On Fri, Sep 10, 2021 at 8:42 PM Etsuro Fujita <etsuro.fujita@gmail.com> wrote:
> On Fri, Sep 10, 2021 at 1:00 AM Tom Lane <tgl@sss.pgh.pa.us> wrote:
> > Etsuro Fujita <etsuro.fujita@gmail.com> writes:
> > > Having said that, I think another option for this would be to left the
> > > code as-is; assume that 1) the foreign var has "COLLATE default”, not
> > > an unknown collation, when labeled with "COLLATE default”, and 2)
> > > "COLLATE default” on the local database matches "COLLATE default” on
> > > the remote database.
> >
> > The fundamental complaint that started this thread was exactly that
> > assumption (2) isn't safe. So it sounds to me like you're proposing
> > that we do nothing, which isn't a great answer either. I suppose
> > we could try documenting our way out of this, but people will
> > continue to get bit because they won't read or won't understand
> > the limitation.
>
> Yeah, but I think it’s the user’s responsibility to make sure that the
> local and remote default collations match if labeling collatable
> columns with “COLLATE default” when defining foreign tables manually
> IMO.
One thing I noticed is that collatable operators/functions sent to the
remote might also cause an unexpected result when the default
collations are not compatible.

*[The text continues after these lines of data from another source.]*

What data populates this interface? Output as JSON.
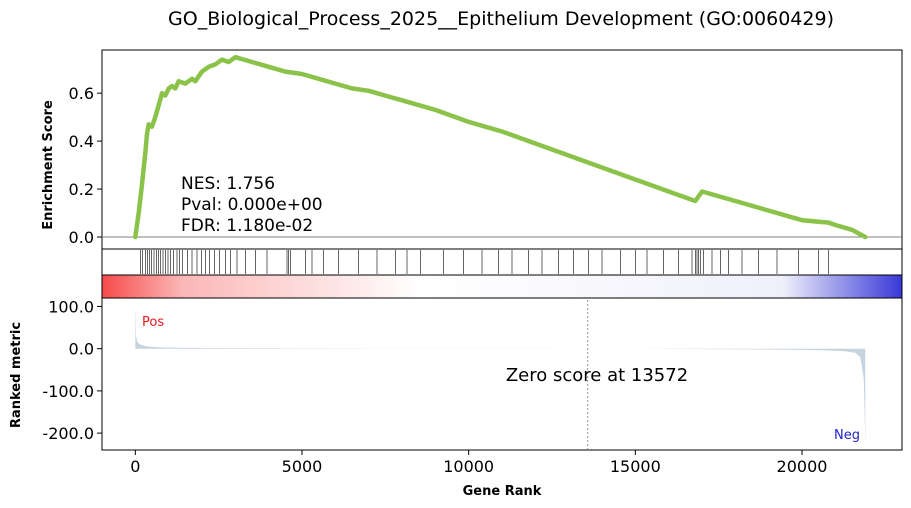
{
  "chart_data": {
    "type": "line",
    "title": "GO_Biological_Process_2025__Epithelium Development (GO:0060429)",
    "xlabel": "Gene Rank",
    "ylabel_top": "Enrichment Score",
    "ylabel_bottom": "Ranked metric",
    "xlim": [
      -1000,
      23000
    ],
    "x_ticks": [
      0,
      5000,
      10000,
      15000,
      20000
    ],
    "es_ylim": [
      -0.05,
      0.78
    ],
    "es_ticks": [
      "0.0",
      "0.2",
      "0.4",
      "0.6"
    ],
    "metric_ylim": [
      -240,
      120
    ],
    "metric_ticks": [
      "100.0",
      "0.0",
      "-100.0",
      "-200.0"
    ],
    "running_es": {
      "x": [
        0,
        100,
        200,
        300,
        350,
        400,
        500,
        600,
        700,
        800,
        900,
        1000,
        1100,
        1200,
        1300,
        1500,
        1700,
        1800,
        2000,
        2200,
        2400,
        2600,
        2800,
        3000,
        3500,
        4000,
        4500,
        5000,
        5500,
        6000,
        6500,
        7000,
        7500,
        8000,
        9000,
        10000,
        11000,
        12000,
        13000,
        14000,
        15000,
        16000,
        16800,
        17000,
        18000,
        19000,
        20000,
        20800,
        21000,
        21500,
        21900
      ],
      "y": [
        0.0,
        0.1,
        0.22,
        0.35,
        0.43,
        0.47,
        0.46,
        0.5,
        0.55,
        0.6,
        0.59,
        0.62,
        0.63,
        0.62,
        0.65,
        0.64,
        0.66,
        0.65,
        0.69,
        0.71,
        0.72,
        0.74,
        0.73,
        0.75,
        0.73,
        0.71,
        0.69,
        0.68,
        0.66,
        0.64,
        0.62,
        0.61,
        0.59,
        0.57,
        0.53,
        0.48,
        0.44,
        0.39,
        0.34,
        0.29,
        0.24,
        0.19,
        0.15,
        0.19,
        0.15,
        0.11,
        0.07,
        0.06,
        0.05,
        0.03,
        0.0
      ]
    },
    "hits": [
      150,
      220,
      300,
      360,
      420,
      480,
      560,
      640,
      700,
      760,
      830,
      900,
      980,
      1050,
      1150,
      1250,
      1330,
      1420,
      1560,
      1700,
      1850,
      1990,
      2100,
      2230,
      2380,
      2520,
      2700,
      2850,
      3050,
      3300,
      3600,
      3950,
      4550,
      4650,
      5100,
      5300,
      5650,
      4600,
      6100,
      6700,
      7250,
      7800,
      8150,
      8550,
      9250,
      9850,
      10400,
      10900,
      11300,
      11800,
      12200,
      12700,
      13150,
      13600,
      14000,
      14550,
      15000,
      15350,
      15850,
      16300,
      16700,
      16800,
      16850,
      16900,
      16950,
      17050,
      17300,
      17550,
      17800,
      18200,
      18700,
      19250,
      19900,
      20500,
      20800
    ],
    "ranked_metric": {
      "x": [
        0,
        20,
        50,
        100,
        200,
        400,
        700,
        1000,
        2000,
        4000,
        6000,
        8000,
        10000,
        12000,
        13572,
        15000,
        17000,
        19000,
        20500,
        21300,
        21600,
        21750,
        21850,
        21880,
        21900
      ],
      "y": [
        100,
        30,
        18,
        12,
        8,
        5,
        3.5,
        2.5,
        1.5,
        0.8,
        0.4,
        0.2,
        0.1,
        0.05,
        0,
        -0.3,
        -1,
        -2,
        -3.5,
        -6,
        -10,
        -20,
        -70,
        -160,
        -230
      ]
    },
    "stats": {
      "nes": "NES: 1.756",
      "pval": "Pval: 0.000e+00",
      "fdr": "FDR: 1.180e-02"
    },
    "zero_score_label": "Zero score at 13572",
    "zero_score_rank": 13572,
    "pos_label": "Pos",
    "neg_label": "Neg",
    "colors": {
      "es_line": "#8bc34a",
      "metric_fill": "#c7d4e0",
      "pos": "#e31a1c",
      "neg": "#2222cc",
      "hit_line": "#000000",
      "zero_line": "#808080"
    }
  }
}
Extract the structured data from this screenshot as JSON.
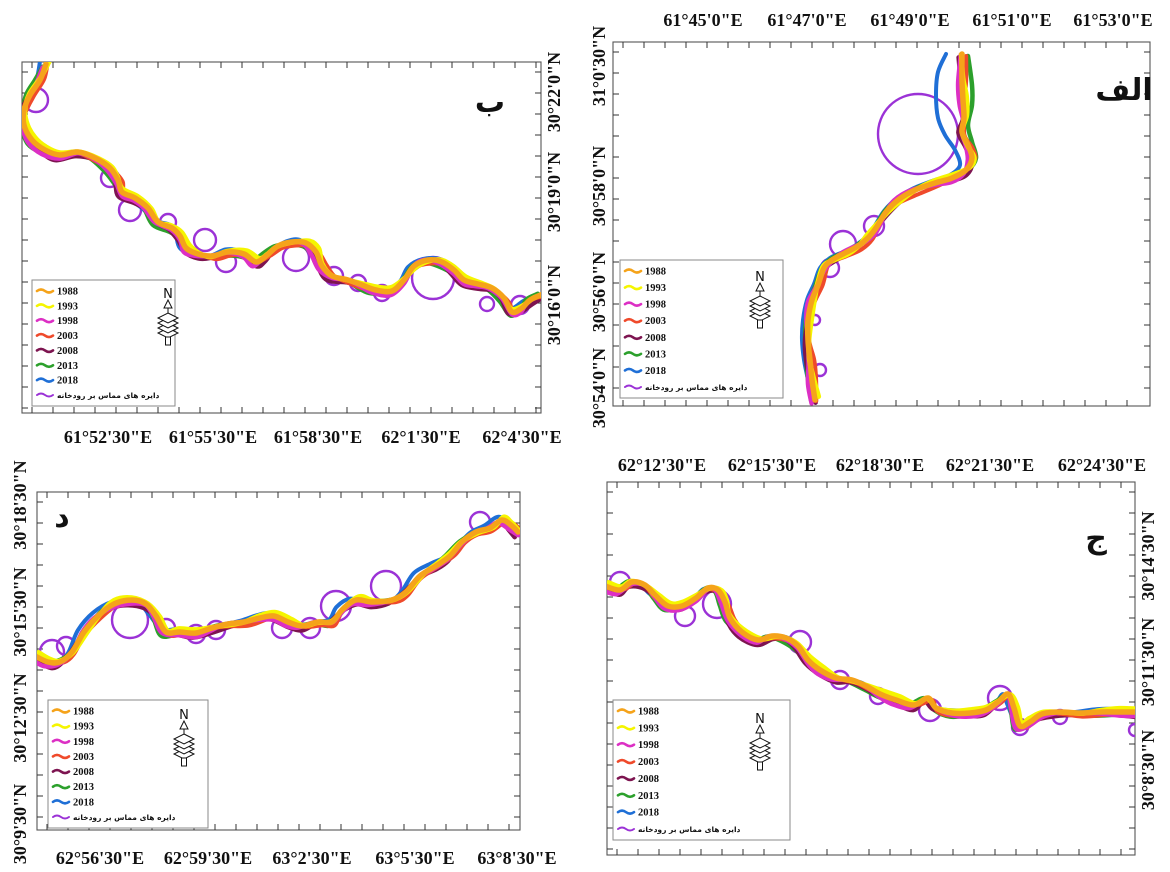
{
  "panels": [
    {
      "label": "الف",
      "x_tick_labels": [
        "61°45'0\"E",
        "61°47'0\"E",
        "61°49'0\"E",
        "61°51'0\"E",
        "61°53'0\"E"
      ],
      "y_tick_labels": [
        "31°0'30\"N",
        "30°58'0\"N",
        "30°56'0\"N",
        "30°54'0\"N"
      ]
    },
    {
      "label": "ب",
      "x_tick_labels": [
        "61°52'30\"E",
        "61°55'30\"E",
        "61°58'30\"E",
        "62°1'30\"E",
        "62°4'30\"E"
      ],
      "y_tick_labels": [
        "30°22'0\"N",
        "30°19'0\"N",
        "30°16'0\"N"
      ]
    },
    {
      "label": "ج",
      "x_tick_labels": [
        "62°12'30\"E",
        "62°15'30\"E",
        "62°18'30\"E",
        "62°21'30\"E",
        "62°24'30\"E"
      ],
      "y_tick_labels": [
        "30°14'30\"N",
        "30°11'30\"N",
        "30°8'30\"N"
      ]
    },
    {
      "label": "د",
      "x_tick_labels": [
        "62°56'30\"E",
        "62°59'30\"E",
        "63°2'30\"E",
        "63°5'30\"E",
        "63°8'30\"E"
      ],
      "y_tick_labels": [
        "30°18'30\"N",
        "30°15'30\"N",
        "30°12'30\"N",
        "30°9'30\"N"
      ]
    }
  ],
  "legend": {
    "items": [
      {
        "label": "1988",
        "color": "#f5a31a"
      },
      {
        "label": "1993",
        "color": "#f5f500"
      },
      {
        "label": "1998",
        "color": "#dc2fc4"
      },
      {
        "label": "2003",
        "color": "#ef4a2b"
      },
      {
        "label": "2008",
        "color": "#7d1450"
      },
      {
        "label": "2013",
        "color": "#2ca02c"
      },
      {
        "label": "2018",
        "color": "#1f6fd6"
      }
    ],
    "circles": {
      "label": "دایره های مماس بر رودخانه",
      "color": "#9b32d6"
    }
  },
  "north_arrow": {
    "label": "N",
    "icon": "north-arrow-icon"
  }
}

Consider this example (even with your
patch):
explain verbose select chr(c1) from ft1 order by chr(c1);
QUERY PLAN
------------------------------------------------------------------------
Foreign Scan on public.ft1 (cost=100.00..212.91 rows=2925 width=32)
Output: chr(c1)
Remote SQL: SELECT c1 FROM public.t1 ORDER BY chr(c1) ASC NULLS LAST
(3 rows)
where ft1 is a foreign table with an integer column c1. As shown
above, the sort using the collatable function chr() is performed
remotely, so the select query might produce the result in an
unexpected sort order when the default collations are not compatible.
ISTM that we rely heavily on assumption (2).